Ein Mitglied einer Wandergruppe war kurzzeitig vermisst. Ein großer Suchtrupp wurde eingesetzt. Die Geschichte fand ein Happy End.

Die Feuerwehr Geiselbullach wurde am Freitag, 6. November, um 14.24 Uhr zur Amperbrücke in Geiselbullach gerufen. Es wurde ein Mitglied einer Wandergruppe seit der Mittagszeit vermisst. Da die Dame nirgends anzutreffen war, wandte sich die Gruppe an die Integrierte Leistelle FFB, welche direkt ein Großaufgebot an Einsatzkräften alarmierte.
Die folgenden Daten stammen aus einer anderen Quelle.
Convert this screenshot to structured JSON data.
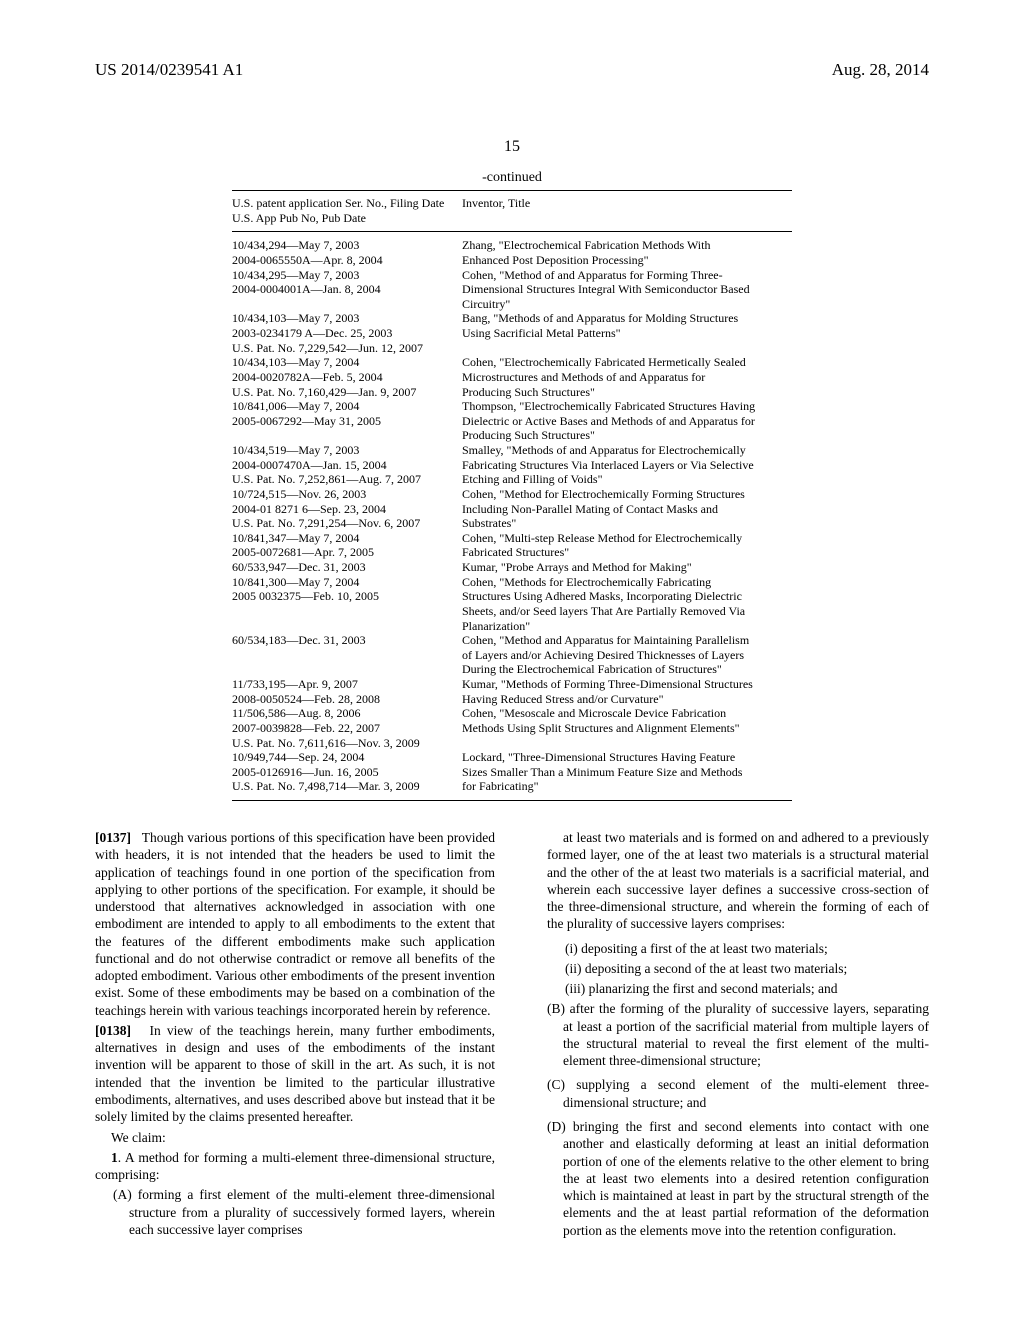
{
  "header": {
    "pub_no": "US 2014/0239541 A1",
    "pub_date": "Aug. 28, 2014"
  },
  "page_number": "15",
  "table": {
    "continued_label": "-continued",
    "header_left_line1": "U.S. patent application Ser. No., Filing Date",
    "header_left_line2": "U.S. App Pub No, Pub Date",
    "header_right": "Inventor, Title",
    "rows": [
      {
        "left": [
          "10/434,294—May 7, 2003",
          "2004-0065550A—Apr. 8, 2004"
        ],
        "right": [
          "Zhang, \"Electrochemical Fabrication Methods With",
          "Enhanced Post Deposition Processing\""
        ]
      },
      {
        "left": [
          "10/434,295—May 7, 2003",
          "2004-0004001A—Jan. 8, 2004"
        ],
        "right": [
          "Cohen, \"Method of and Apparatus for Forming Three-",
          "Dimensional Structures Integral With Semiconductor Based",
          "Circuitry\""
        ]
      },
      {
        "left": [
          "10/434,103—May 7, 2003",
          "2003-0234179 A—Dec. 25, 2003",
          "U.S. Pat. No. 7,229,542—Jun. 12, 2007"
        ],
        "right": [
          "Bang, \"Methods of and Apparatus for Molding Structures",
          "Using Sacrificial Metal Patterns\""
        ]
      },
      {
        "left": [
          "10/434,103—May 7, 2004",
          "2004-0020782A—Feb. 5, 2004",
          "U.S. Pat. No. 7,160,429—Jan. 9, 2007"
        ],
        "right": [
          "Cohen, \"Electrochemically Fabricated Hermetically Sealed",
          "Microstructures and Methods of and Apparatus for",
          "Producing Such Structures\""
        ]
      },
      {
        "left": [
          "10/841,006—May 7, 2004",
          "2005-0067292—May 31, 2005"
        ],
        "right": [
          "Thompson, \"Electrochemically Fabricated Structures Having",
          "Dielectric or Active Bases and Methods of and Apparatus for",
          "Producing Such Structures\""
        ]
      },
      {
        "left": [
          "10/434,519—May 7, 2003",
          "2004-0007470A—Jan. 15, 2004",
          "U.S. Pat. No. 7,252,861—Aug. 7, 2007"
        ],
        "right": [
          "Smalley, \"Methods of and Apparatus for Electrochemically",
          "Fabricating Structures Via Interlaced Layers or Via Selective",
          "Etching and Filling of Voids\""
        ]
      },
      {
        "left": [
          "10/724,515—Nov. 26, 2003",
          "2004-01 8271 6—Sep. 23, 2004",
          "U.S. Pat. No. 7,291,254—Nov. 6, 2007"
        ],
        "right": [
          "Cohen, \"Method for Electrochemically Forming Structures",
          "Including Non-Parallel Mating of Contact Masks and",
          "Substrates\""
        ]
      },
      {
        "left": [
          "10/841,347—May 7, 2004",
          "2005-0072681—Apr. 7, 2005"
        ],
        "right": [
          "Cohen, \"Multi-step Release Method for Electrochemically",
          "Fabricated Structures\""
        ]
      },
      {
        "left": [
          "60/533,947—Dec. 31, 2003"
        ],
        "right": [
          "Kumar, \"Probe Arrays and Method for Making\""
        ]
      },
      {
        "left": [
          "10/841,300—May 7, 2004",
          "2005 0032375—Feb. 10, 2005"
        ],
        "right": [
          "Cohen, \"Methods for Electrochemically Fabricating",
          "Structures Using Adhered Masks, Incorporating Dielectric",
          "Sheets, and/or Seed layers That Are Partially Removed Via",
          "Planarization\""
        ]
      },
      {
        "left": [
          "60/534,183—Dec. 31, 2003"
        ],
        "right": [
          "Cohen, \"Method and Apparatus for Maintaining Parallelism",
          "of Layers and/or Achieving Desired Thicknesses of Layers",
          "During the Electrochemical Fabrication of Structures\""
        ]
      },
      {
        "left": [
          "11/733,195—Apr. 9, 2007",
          "2008-0050524—Feb. 28, 2008"
        ],
        "right": [
          "Kumar, \"Methods of Forming Three-Dimensional Structures",
          "Having Reduced Stress and/or Curvature\""
        ]
      },
      {
        "left": [
          "11/506,586—Aug. 8, 2006",
          "2007-0039828—Feb. 22, 2007",
          "U.S. Pat. No. 7,611,616—Nov. 3, 2009"
        ],
        "right": [
          "Cohen, \"Mesoscale and Microscale Device Fabrication",
          "Methods Using Split Structures and Alignment Elements\""
        ]
      },
      {
        "left": [
          "10/949,744—Sep. 24, 2004",
          "2005-0126916—Jun. 16, 2005",
          "U.S. Pat. No. 7,498,714—Mar. 3, 2009"
        ],
        "right": [
          "Lockard, \"Three-Dimensional Structures Having Feature",
          "Sizes Smaller Than a Minimum Feature Size and Methods",
          "for Fabricating\""
        ]
      }
    ]
  },
  "body": {
    "left_col": {
      "p137_num": "[0137]",
      "p137": "Though various portions of this specification have been provided with headers, it is not intended that the headers be used to limit the application of teachings found in one portion of the specification from applying to other portions of the specification. For example, it should be understood that alternatives acknowledged in association with one embodiment are intended to apply to all embodiments to the extent that the features of the different embodiments make such application functional and do not otherwise contradict or remove all benefits of the adopted embodiment. Various other embodiments of the present invention exist. Some of these embodiments may be based on a combination of the teachings herein with various teachings incorporated herein by reference.",
      "p138_num": "[0138]",
      "p138": "In view of the teachings herein, many further embodiments, alternatives in design and uses of the embodiments of the instant invention will be apparent to those of skill in the art. As such, it is not intended that the invention be limited to the particular illustrative embodiments, alternatives, and uses described above but instead that it be solely limited by the claims presented hereafter.",
      "we_claim": "We claim:",
      "claim1_num": "1",
      "claim1_intro": ". A method for forming a multi-element three-dimensional structure, comprising:",
      "claim1_A": "(A) forming a first element of the multi-element three-dimensional structure from a plurality of successively formed layers, wherein each successive layer comprises"
    },
    "right_col": {
      "A_cont": "at least two materials and is formed on and adhered to a previously formed layer, one of the at least two materials is a structural material and the other of the at least two materials is a sacrificial material, and wherein each successive layer defines a successive cross-section of the three-dimensional structure, and wherein the forming of each of the plurality of successive layers comprises:",
      "i": "(i) depositing a first of the at least two materials;",
      "ii": "(ii) depositing a second of the at least two materials;",
      "iii": "(iii) planarizing the first and second materials; and",
      "B": "(B) after the forming of the plurality of successive layers, separating at least a portion of the sacrificial material from multiple layers of the structural material to reveal the first element of the multi-element three-dimensional structure;",
      "C": "(C) supplying a second element of the multi-element three-dimensional structure; and",
      "D": "(D) bringing the first and second elements into contact with one another and elastically deforming at least an initial deformation portion of one of the elements relative to the other element to bring the at least two elements into a desired retention configuration which is maintained at least in part by the structural strength of the elements and the at least partial reformation of the deformation portion as the elements move into the retention configuration."
    }
  }
}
Hubschrauber, Wasserwacht, Rettungswagen und Suchhund im Einsatz

Die Feuerwehrler aus Geiselbullach suchten zusammen mit der Wasserwacht Ortsgruppe Olching, Wasserwacht Ortsgruppe Germering, Wasserwacht Ortsgruppe Fürstenfeldbruck und der Wasserwacht Dachau sowie der Feuerwehr Olching, der Freiwillige Feuerwehr Günding und der Feuerwehr München die Amperauen zu Land und zu Wasser ab. Außerdem koordinierten sie zusammen mit der Kreisbrandinspektion FFB den Einsatz der Feuerwehrkräfte. Des Weiteren wurde das Gebiet von einem Suchhund und dem Hubschrauber Edelweiß der Polizei Oberbayern Nord abgesucht. Der Rettungswagen der Aicher Ambulanz Rettungswache Geiselbullach stand für einen Einsatz in Bereitschaft. Die weiteren Mitglieder der Wandergruppe wurde vom Kriseninterventionsdienst des Malteser Hilfsdienst Gröbenzell im Geiselbullacher Gerätehaus betreut.
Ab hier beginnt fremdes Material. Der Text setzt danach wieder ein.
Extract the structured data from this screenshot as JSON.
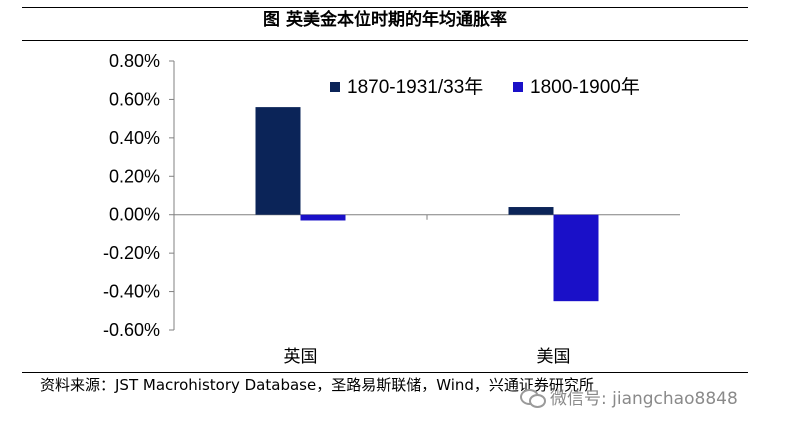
{
  "chart_data": {
    "type": "bar",
    "title": "图 英美金本位时期的年均通胀率",
    "categories": [
      "英国",
      "美国"
    ],
    "series": [
      {
        "name": "1870-1931/33年",
        "color": "#0b2458",
        "values": [
          0.56,
          0.04
        ]
      },
      {
        "name": "1800-1900年",
        "color": "#1a10c8",
        "values": [
          -0.03,
          -0.45
        ]
      }
    ],
    "ylim": [
      -0.6,
      0.8
    ],
    "yticks": [
      "0.80%",
      "0.60%",
      "0.40%",
      "0.20%",
      "0.00%",
      "-0.20%",
      "-0.40%",
      "-0.60%"
    ],
    "ytick_values": [
      0.8,
      0.6,
      0.4,
      0.2,
      0.0,
      -0.2,
      -0.4,
      -0.6
    ],
    "legend_position": "top-right",
    "xlabel": "",
    "ylabel": ""
  },
  "source": "资料来源：JST Macrohistory Database，圣路易斯联储，Wind，兴通证券研究所",
  "watermark": "微信号: jiangchao8848"
}
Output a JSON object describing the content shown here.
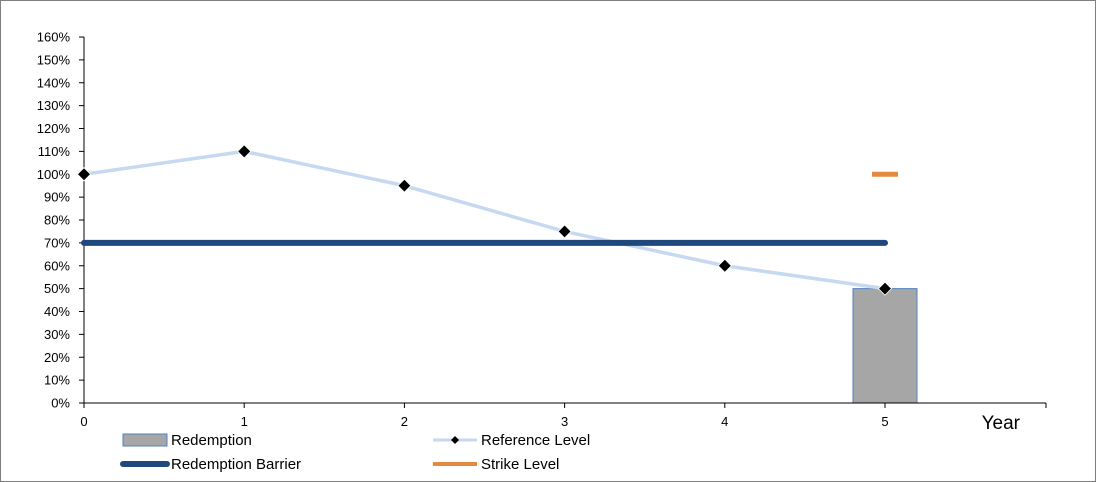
{
  "chart_data": {
    "type": "bar",
    "x": [
      0,
      1,
      2,
      3,
      4,
      5
    ],
    "xlabel": "Year",
    "ylabel": "",
    "ylim": [
      0,
      160
    ],
    "y_tick_step": 10,
    "y_tick_format": "percent",
    "grid": false,
    "legend_position": "bottom",
    "series": [
      {
        "name": "Redemption",
        "type": "bar",
        "points": [
          {
            "x": 5,
            "y": 50
          }
        ],
        "color": "#A6A6A6",
        "edge_color": "#4F81BD"
      },
      {
        "name": "Reference Level",
        "type": "line",
        "points": [
          {
            "x": 0,
            "y": 100
          },
          {
            "x": 1,
            "y": 110
          },
          {
            "x": 2,
            "y": 95
          },
          {
            "x": 3,
            "y": 75
          },
          {
            "x": 4,
            "y": 60
          },
          {
            "x": 5,
            "y": 50
          }
        ],
        "color": "#C6D9F1",
        "marker_color": "#000000",
        "marker": "diamond"
      },
      {
        "name": "Redemption Barrier",
        "type": "line",
        "points": [
          {
            "x": 0,
            "y": 70
          },
          {
            "x": 5,
            "y": 70
          }
        ],
        "color": "#1F497D"
      },
      {
        "name": "Strike Level",
        "type": "marker",
        "points": [
          {
            "x": 5,
            "y": 100
          }
        ],
        "color": "#E38A40"
      }
    ]
  }
}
Vermisste kehrte allein in Wohnung zurück

Gegen 16 Uhr konnte die Polizei die vermisste Dame wohlbehalten in ihrer Münchner Wohnung antreffen. „Wir freuen uns über den positiven Ausgang dieser Vermisstensuche und bedanken uns bei allen eingesetzten Kräfte für die tolle Zusammenarbeit“, schrieb die Feuerwehr Geiselbullach im Anschluss auf ihre Facebookseite.